Cette donnée admise, on s'explique comment l'Europe s'est emparé si tard d'une industrie qu'elle devait conduire si loin. En jetant un coup d'œil sur la carte du globe, on voit quelle zone y occupe la culture du coton. Dans l'un et l'autre hémisphère, cette culture ne dépasse pas le quarantième degré de latitude. Encore est-ce l'extrême limite. Pour obtenir un produit dont la qualité ne dégénère pas et qui soit l'objet d'une exploitation constante et régulière, il faut se rapprocher de l'équateur : dans l'hémisphère nord, de dix parallèles, dans l'hémisphère sud, de quinze ou vingt.
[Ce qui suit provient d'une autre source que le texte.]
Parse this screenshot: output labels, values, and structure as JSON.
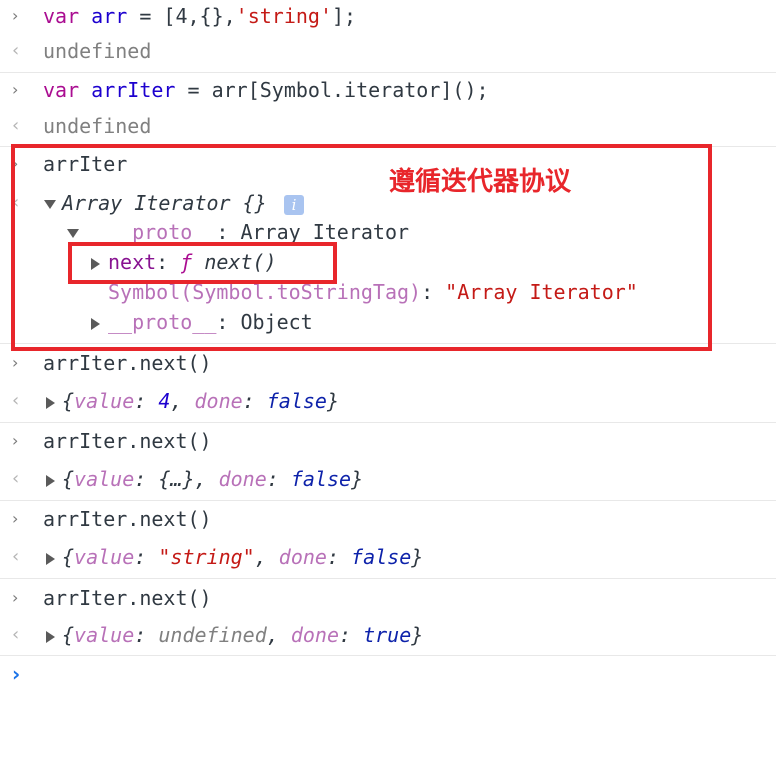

A ces conditions seulement on a une culture sérieuse et susceptible de profits. L'Europe en est dès lors exclue, si ce n'est dans les trois grandes péninsules qui s'en détachent au midi, l'Espagne, l'Italie et la Grèce. Ces États, par exception, ont produit autrefois quelques balles de coton européen. Motril en Espagne, Castellamare en Italie, Salonique et Andrinople en Turquie, ont même attaché leur nom à des qualités bien connues dans le commerce. Mais cette violence faite au climat n'a pas persisté, et sauf quelques vestiges insignifiants, la culture du coton n'est plus en Europe qu'un souvenir. A mesure que, dans des pays mieux situés, les récoltes se sont développées avec plus d'abondance, la production a dû se retirer de ceux où elle offrait moins de chances et exigeait plus d'efforts; peu à peu et bon gré mal gré, les populations délaissaient une poursuite devenue ingrate. Ces exemples devraient rester présents à l'esprit. Dans ces luttes entre les produits qui ont le globe pour théâtre et l'homme pour principal agent, la victoire demeure toujours et infailliblement aux contrées et aux peuples que la nature a traités avec le plus de libéralité. On peut, au moyen de certaines combinaisons, créer, entretenir une activité artificielle, multiplier les encouragements, les primes, la faveur sous toutes les formes. Ce sont là des expédients très-coûteux et rarement heureux; les produits que

l'on obtient ainsi ont besoin d'une force d'emprunt et disparaissent dès que cette force leur manque.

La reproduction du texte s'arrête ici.